Debbie Reynolds, seen here in one of her most memorable film roles


Our museum doesn't have the wherewithal to buy a collection like that. No museum does, frankly, in this day and age. But our curator talked to Todd F. about the possibility of borrowing a few items from the collection prior to the auction—and he was nice as could be and talked to us about it at length. As it turned out, the timing was poor; an auction house needs to have the items a good 2 months before an auction to prep the catalog, and our exhibit didn't close til May 12. So it didn't happen, and we ended up getting some fabulous stuff from other sources, some of which I blogged about on the museum's website, if you're interested.
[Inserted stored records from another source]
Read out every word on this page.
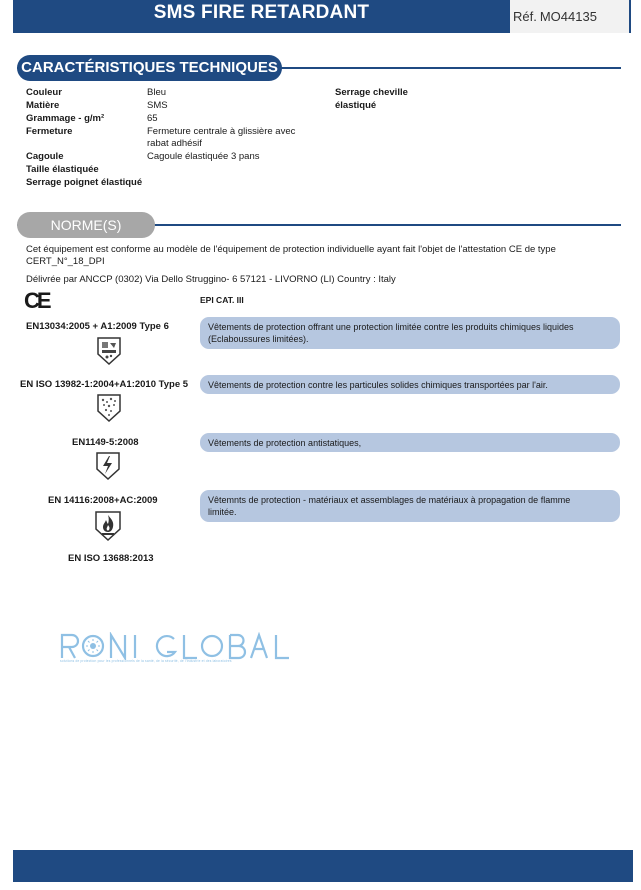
SMS FIRE RETARDANT	Réf. MO44135
CARACTÉRISTIQUES TECHNIQUES
Couleur	Bleu
Matière	SMS
Grammage - g/m²	65
Fermeture	Fermeture centrale à glissière avec
rabat adhésif
Cagoule	Cagoule élastiquée 3 pans
Taille élastiquée
Serrage poignet élastiqué
Serrage cheville
élastiqué
NORME(S)
Cet équipement est conforme au modèle de l'équipement de protection individuelle ayant fait l'objet de l'attestation CE de type
CERT_N°_18_DPI
Délivrée par ANCCP (0302) Via Dello Struggino- 6 57121 - LIVORNO (LI) Country : Italy
CE	EPI CAT. III
EN13034:2005 + A1:2009 Type 6	Vêtements de protection offrant une protection limitée contre les produits chimiques liquides
(Eclaboussures limitées).
EN ISO 13982-1:2004+A1:2010 Type 5 Vêtements de protection contre les particules solides chimiques transportées par l'air.
EN1149-5:2008	Vêtements de protection antistatiques,
EN 14116:2008+AC:2009	Vêtemnts de protection - matériaux et assemblages de matériaux à propagation de flamme
limitée.
EN ISO 13688:2013
solutions de protection pour les professionnels de la santé, de la sécurité, de l'industrie et des laboratoires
The exhibit was a great success, and Arnie didn't make anyone cry (as far as I know,) so I think it was all good.

Anyway, this week I finally saw the catalog for the Debbie Reynolds costume auction, and it's unbelievable. Incredible, one of a kind stuff from the movies I grew up watching over and over—I kept flipping back to the page with the horrible green check suits from the "Fit as a Fiddle" number in "Singin' in the Rain" for some reason. I hope someone buys both and keeps them together. I hope that whoever buys most of this stuff finds a way to keep segments of the collection together and intact, and makes it available to the public and to researchers, as the projected museum would have.

A museum centered around this collection would have been an amazing thing to visit. I would have killed to be its exhibit developer. (Not that I don't love being an exhibit developer where I am now… but come on, seriously. I'd jump at the chance to write labels about Gene Kelly's shoes any day, and twice on Sundays. I'm just that lame.) I'll be watching the auction online tomorrow, and I might even bid on a couple things. Not that I'll be in contention for any of it, but it's about the experience. And I hope with all my heart that some of it—a lot of it—ends up in someone's museum, and doesn't just disappear into some billionaire's closet.

If you want to check it out, go to Profiles in History and download the catalog. It'll blow your mind.